La Merkel verrebbe accantonata in un battito di ciglia, senza aver lasciato la benché minima eredità, senza aver visto raccogliere quanto seminato in 16 anni. Sarebbe la fine dell’Europa per come l’abbiamo conosciuta fino a questo momento e la fine della destra moderata europea, la destra cristiano-democratica, liberale e repubblicana. La fine del Partito Popolare.
Vi sarebbe un pericoloso ed ulteriore smottamento a destra con tre Famiglie Europee che diverrebbero simili, ma che sarebbero poi in realtà profondamente diverse per storia ed idea di società, chiamate a contendersi lo stesso elettorato. E la cosa potrebbe causare non pochi malumori da convivenza. Mentre, dall’altra parte della barricata, ve ne sarebbero sempre tre (più GUE-NGL) a contendersi una platea abbastanza più eterogenea e composita.

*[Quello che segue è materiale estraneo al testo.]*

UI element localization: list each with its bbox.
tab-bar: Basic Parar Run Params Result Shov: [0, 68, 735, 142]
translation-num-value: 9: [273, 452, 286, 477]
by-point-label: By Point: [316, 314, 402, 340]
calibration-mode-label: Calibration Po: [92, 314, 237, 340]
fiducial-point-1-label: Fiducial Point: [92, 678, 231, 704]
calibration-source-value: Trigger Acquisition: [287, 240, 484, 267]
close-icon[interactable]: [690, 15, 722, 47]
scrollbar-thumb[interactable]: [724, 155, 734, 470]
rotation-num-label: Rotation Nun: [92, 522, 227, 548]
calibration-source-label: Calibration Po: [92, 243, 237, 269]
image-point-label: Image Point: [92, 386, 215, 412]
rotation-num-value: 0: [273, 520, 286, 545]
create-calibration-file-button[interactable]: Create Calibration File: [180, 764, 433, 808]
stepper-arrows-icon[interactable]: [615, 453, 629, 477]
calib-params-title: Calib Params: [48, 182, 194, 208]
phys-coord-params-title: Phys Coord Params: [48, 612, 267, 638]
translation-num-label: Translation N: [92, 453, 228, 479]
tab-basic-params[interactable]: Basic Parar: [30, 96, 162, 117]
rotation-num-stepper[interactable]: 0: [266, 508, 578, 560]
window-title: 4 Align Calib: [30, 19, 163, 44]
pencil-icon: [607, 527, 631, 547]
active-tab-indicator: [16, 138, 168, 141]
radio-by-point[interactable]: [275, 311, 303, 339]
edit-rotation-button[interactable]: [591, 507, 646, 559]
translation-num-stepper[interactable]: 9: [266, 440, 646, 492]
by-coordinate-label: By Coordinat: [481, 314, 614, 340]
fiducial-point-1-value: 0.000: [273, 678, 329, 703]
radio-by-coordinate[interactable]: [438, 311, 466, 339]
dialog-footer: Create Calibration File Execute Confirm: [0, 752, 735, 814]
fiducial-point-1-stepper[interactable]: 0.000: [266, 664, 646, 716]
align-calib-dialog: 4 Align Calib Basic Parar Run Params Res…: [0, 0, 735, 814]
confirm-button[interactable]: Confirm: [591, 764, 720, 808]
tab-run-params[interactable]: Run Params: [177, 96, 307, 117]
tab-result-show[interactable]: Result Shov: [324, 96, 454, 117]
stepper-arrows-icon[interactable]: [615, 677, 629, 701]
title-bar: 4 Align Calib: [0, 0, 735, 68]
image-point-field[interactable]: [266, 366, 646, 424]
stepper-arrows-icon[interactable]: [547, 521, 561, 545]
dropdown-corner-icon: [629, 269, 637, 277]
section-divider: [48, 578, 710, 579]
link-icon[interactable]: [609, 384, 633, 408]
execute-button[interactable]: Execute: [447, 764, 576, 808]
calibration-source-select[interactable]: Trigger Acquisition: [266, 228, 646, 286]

Quanto all’ampiezza di tale platea è presto detto: nei Paesi con un più alto tasso di scolarizzazione e di benessere economico sarà più ampia, mentre laddove questi due fattori verranno a mancare avrà più vita facile la nuova destra composta da PPE-ERC-ID.
Pulsioni polacche e ungheresi permettendo. Paesi nei quali il PPE, quello europeista e tradizionalista di stampo merkeliano, è ancora vivo e ha fatto da tempo una scelta di campo contro i sovranisti. Opposta rispetto alle derive proprie delle Alt-Right e rispetto alle stesse derive che sempre più contraddistinguono, appunto, troppi partiti appartenenti allo stesso PPE.